This week, Better Reading released the 2019 Top 100 list as voted by you, our readers. The list showcases a range of different books, some older than others. That’s right, we are talking ‘the classics’ – those books that you maybe studied during school, and now, as an adult, still appreciate and enjoy. These books appear on the Top 100 list year after year, begging the question – what makes a classic? And how do these books manage to stand the test of time?
Reading a classic novel is a different experience entirely – the language varies greatly to what we are used to reading today, and the stories, characters, and societies are also varied. In this way, classics offer us a glimpse into another world, time, and place. They are simultaneously a history lesson and an escape, a window into the life, politics, and relationships of people from a different era – like time travelling from the comfort of your couch!
Classic novels also tend to be focused on issues that will never lose their relevance. Money, class, politics, race, were all heated topics back then, as they still are now. Reading classic novels allows us to see both how far we have come, and reflect on how little has changed. Take George Orwell’s 1984, for example; despite being written nearly seventy years ago, it remains relevant as ever, challenging readers to question the nature of government, politics, and surveillance.
Other classics teach us valuable life lessons – Jane Austen’s Pride and Prejudice, explores the ways in which we value and judge others by societal standards. Although originally published in 1813, people are still able to relate to the novel’s moral message – that all people should be judged on their individual merit, and not by their social standing or wealth.
Sometimes, we dip into a classic novel for the pure enjoyment of language, to relish in the beauty of the words on the page.

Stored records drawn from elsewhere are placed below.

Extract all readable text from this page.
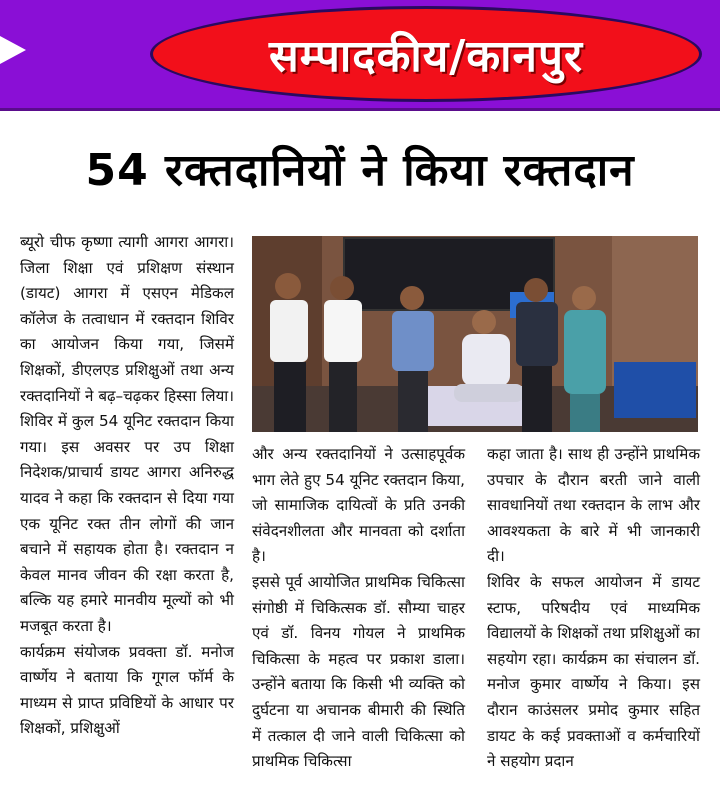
सम्पादकीय/कानपुर
54 रक्तदानियों ने किया रक्तदान

ब्यूरो चीफ कृष्णा त्यागी आगरा आगरा। जिला शिक्षा एवं प्रशिक्षण संस्थान (डायट) आगरा में एसएन मेडिकल कॉलेज के तत्वाधान में रक्तदान शिविर का आयोजन किया गया, जिसमें शिक्षकों, डीएलएड प्रशिक्षुओं तथा अन्य रक्तदानियों ने बढ़–चढ़कर हिस्सा लिया। शिविर में कुल 54 यूनिट रक्तदान किया गया। इस अवसर पर उप शिक्षा निदेशक/प्राचार्य डायट आगरा अनिरुद्ध यादव ने कहा कि रक्तदान से दिया गया एक यूनिट रक्त तीन लोगों की जान बचाने में सहायक होता है। रक्तदान न केवल मानव जीवन की रक्षा करता है, बल्कि यह हमारे मानवीय मूल्यों को भी मजबूत करता है।

कार्यक्रम संयोजक प्रवक्ता डॉ. मनोज वार्ष्णेय ने बताया कि गूगल फॉर्म के माध्यम से प्राप्त प्रविष्टियों के आधार पर शिक्षकों, प्रशिक्षुओं

और अन्य रक्तदानियों ने उत्साहपूर्वक भाग लेते हुए 54 यूनिट रक्तदान किया, जो सामाजिक दायित्वों के प्रति उनकी संवेदनशीलता और मानवता को दर्शाता है।

इससे पूर्व आयोजित प्राथमिक चिकित्सा संगोष्ठी में चिकित्सक डॉ. सौम्या चाहर एवं डॉ. विनय गोयल ने प्राथमिक चिकित्सा के महत्व पर प्रकाश डाला। उन्होंने बताया कि किसी भी व्यक्ति को दुर्घटना या अचानक बीमारी की स्थिति में तत्काल दी जाने वाली चिकित्सा को प्राथमिक चिकित्सा

कहा जाता है। साथ ही उन्होंने प्राथमिक उपचार के दौरान बरती जाने वाली सावधानियों तथा रक्तदान के लाभ और आवश्यकता के बारे में भी जानकारी दी।

शिविर के सफल आयोजन में डायट स्टाफ, परिषदीय एवं माध्यमिक विद्यालयों के शिक्षकों तथा प्रशिक्षुओं का सहयोग रहा। कार्यक्रम का संचालन डॉ. मनोज कुमार वार्ष्णेय ने किया। इस दौरान काउंसलर प्रमोद कुमार सहित डायट के कई प्रवक्ताओं व कर्मचारियों ने सहयोग प्रदान
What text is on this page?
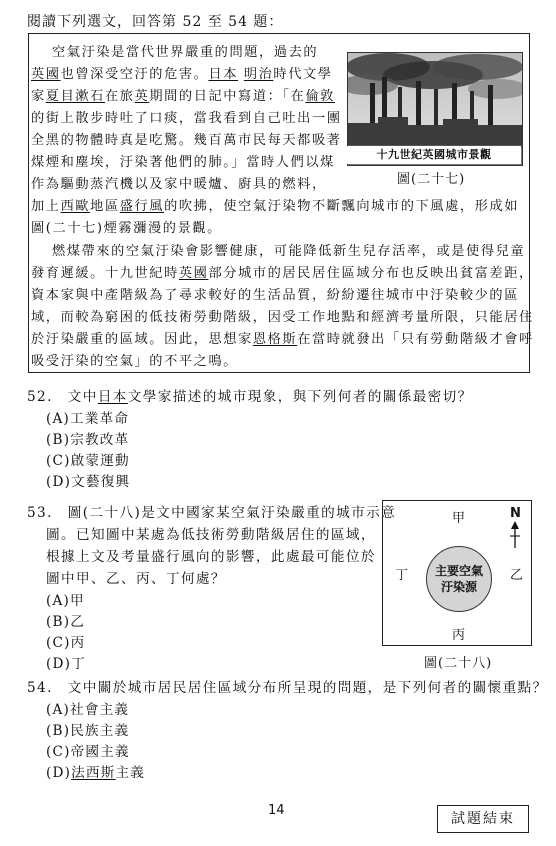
閱讀下列選文，回答第 52 至 54 題：
空氣汙染是當代世界嚴重的問題，過去的
英國也曾深受空汙的危害。日本 明治時代文學
家夏目漱石在旅英期間的日記中寫道：「在倫敦
的街上散步時吐了口痰，當我看到自己吐出一團
全黑的物體時真是吃驚。幾百萬市民每天都吸著
煤煙和塵埃，汙染著他們的肺。」當時人們以煤
作為驅動蒸汽機以及家中暖爐、廚具的燃料，
加上西歐地區盛行風的吹拂，使空氣汙染物不斷飄向城市的下風處，形成如
圖(二十七)煙霧瀰漫的景觀。
燃煤帶來的空氣汙染會影響健康，可能降低新生兒存活率，或是使得兒童
發育遲緩。十九世紀時英國部分城市的居民居住區域分布也反映出貧富差距，
資本家與中產階級為了尋求較好的生活品質，紛紛遷往城市中汙染較少的區
域，而較為窮困的低技術勞動階級，因受工作地點和經濟考量所限，只能居住
於汙染嚴重的區域。因此，思想家恩格斯在當時就發出「只有勞動階級才會呼
吸受汙染的空氣」的不平之鳴。
十九世紀英國城市景觀
圖(二十七)
52.　文中日本文學家描述的城市現象，與下列何者的關係最密切？
(A)工業革命
(B)宗教改革
(C)啟蒙運動
(D)文藝復興
53.　圖(二十八)是文中國家某空氣汙染嚴重的城市示意
圖。已知圖中某處為低技術勞動階級居住的區域，
根據上文及考量盛行風向的影響，此處最可能位於
圖中甲、乙、丙、丁何處？
(A)甲
(B)乙
(C)丙
(D)丁
甲
乙
丙
丁
N
主要空氣
汙染源
圖(二十八)
54.　文中關於城市居民居住區域分布所呈現的問題，是下列何者的關懷重點？
(A)社會主義
(B)民族主義
(C)帝國主義
(D)法西斯主義
14
試題結束
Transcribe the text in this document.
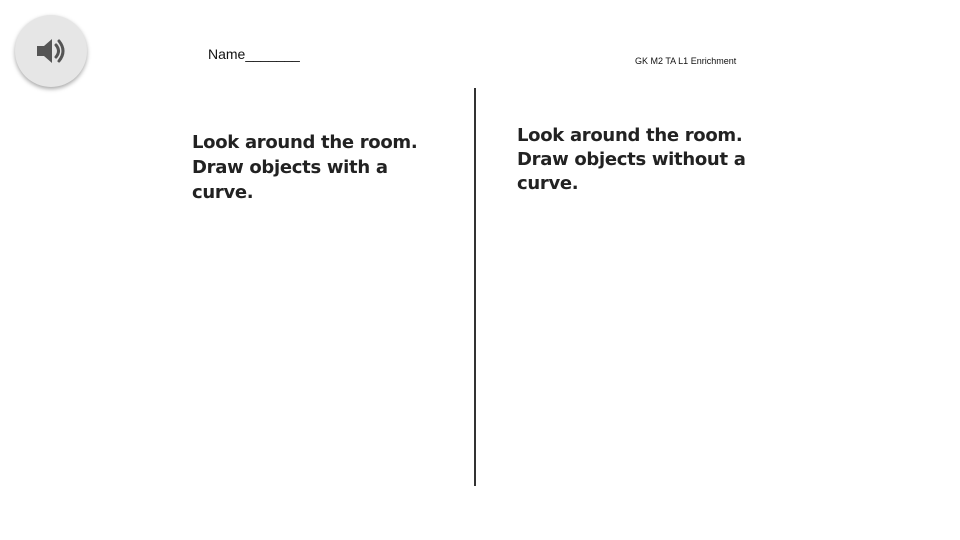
Name_______	GK M2 TA L1 Enrichment
Look around the room. Draw objects with a curve.
Look around the room. Draw objects without a curve.
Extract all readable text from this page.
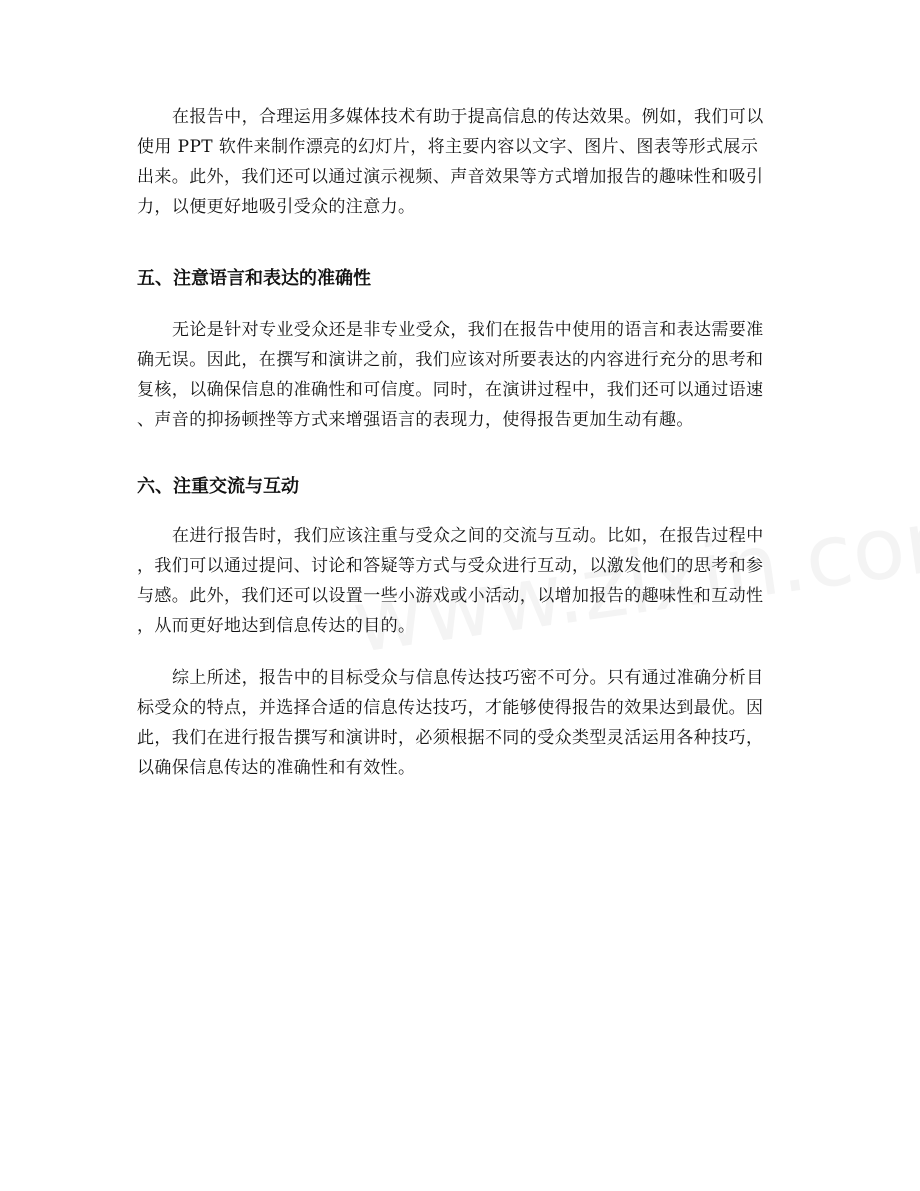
在报告中，合理运用多媒体技术有助于提高信息的传达效果。例如，我们可以
使用 PPT 软件来制作漂亮的幻灯片，将主要内容以文字、图片、图表等形式展示
出来。此外，我们还可以通过演示视频、声音效果等方式增加报告的趣味性和吸引
力，以便更好地吸引受众的注意力。
五、注意语言和表达的准确性
无论是针对专业受众还是非专业受众，我们在报告中使用的语言和表达需要准
确无误。因此，在撰写和演讲之前，我们应该对所要表达的内容进行充分的思考和
复核，以确保信息的准确性和可信度。同时，在演讲过程中，我们还可以通过语速
、声音的抑扬顿挫等方式来增强语言的表现力，使得报告更加生动有趣。
六、注重交流与互动
在进行报告时，我们应该注重与受众之间的交流与互动。比如，在报告过程中
，我们可以通过提问、讨论和答疑等方式与受众进行互动，以激发他们的思考和参
与感。此外，我们还可以设置一些小游戏或小活动，以增加报告的趣味性和互动性
，从而更好地达到信息传达的目的。
综上所述，报告中的目标受众与信息传达技巧密不可分。只有通过准确分析目
标受众的特点，并选择合适的信息传达技巧，才能够使得报告的效果达到最优。因
此，我们在进行报告撰写和演讲时，必须根据不同的受众类型灵活运用各种技巧，
以确保信息传达的准确性和有效性。
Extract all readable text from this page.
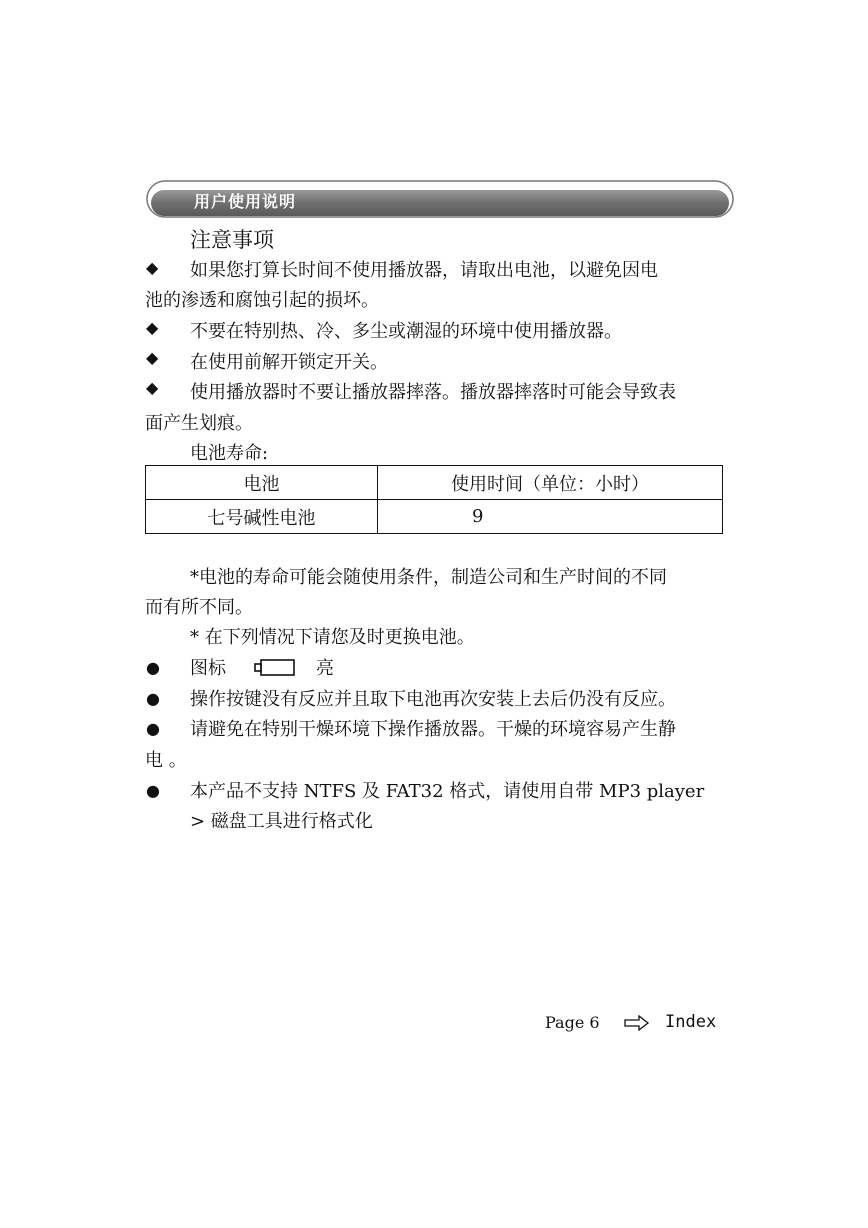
用户使用说明
注意事项
◆ 如果您打算长时间不使用播放器，请取出电池，以避免因电
池的渗透和腐蚀引起的损坏。
◆ 不要在特别热、冷、多尘或潮湿的环境中使用播放器。
◆ 在使用前解开锁定开关。
◆ 使用播放器时不要让播放器摔落。播放器摔落时可能会导致表
面产生划痕。
电池寿命:
电池	使用时间（单位：小时）
七号碱性电池	9
*电池的寿命可能会随使用条件，制造公司和生产时间的不同
而有所不同。
* 在下列情况下请您及时更换电池。
● 图标	亮
● 操作按键没有反应并且取下电池再次安装上去后仍没有反应。
● 请避免在特别干燥环境下操作播放器。干燥的环境容易产生静
电 。
● 本产品不支持 NTFS 及 FAT32 格式，请使用自带 MP3 player
> 磁盘工具进行格式化
Page 6	Index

The Bronte Sisters are a perfect example of this. That Jane Eyre and Wuthering Heights yet again both made the Top 100 list this year is testament to the beauty and power of words to transport and touch us.
We would all be lying if we didn’t admit that from time to time, we pick up a classic novel to broaden our literary horizons, to feel more cultured, and maybe give our brains a challenge. To Kill a Mockingbird by Harper Lee made the Top 100 list again this year, and is an example of a classic that challenges us, both with its language and subject matter. Another classic with lessons to offer that are still relevant today, To Kill a Mockingbird reminds us that books, like people, can enact change.
The verdict is in – classics are classics because they never really lose their appeal, whether it be their writing style, the lessons they teach us, or the ways in which they challenge us as both individuals and a society.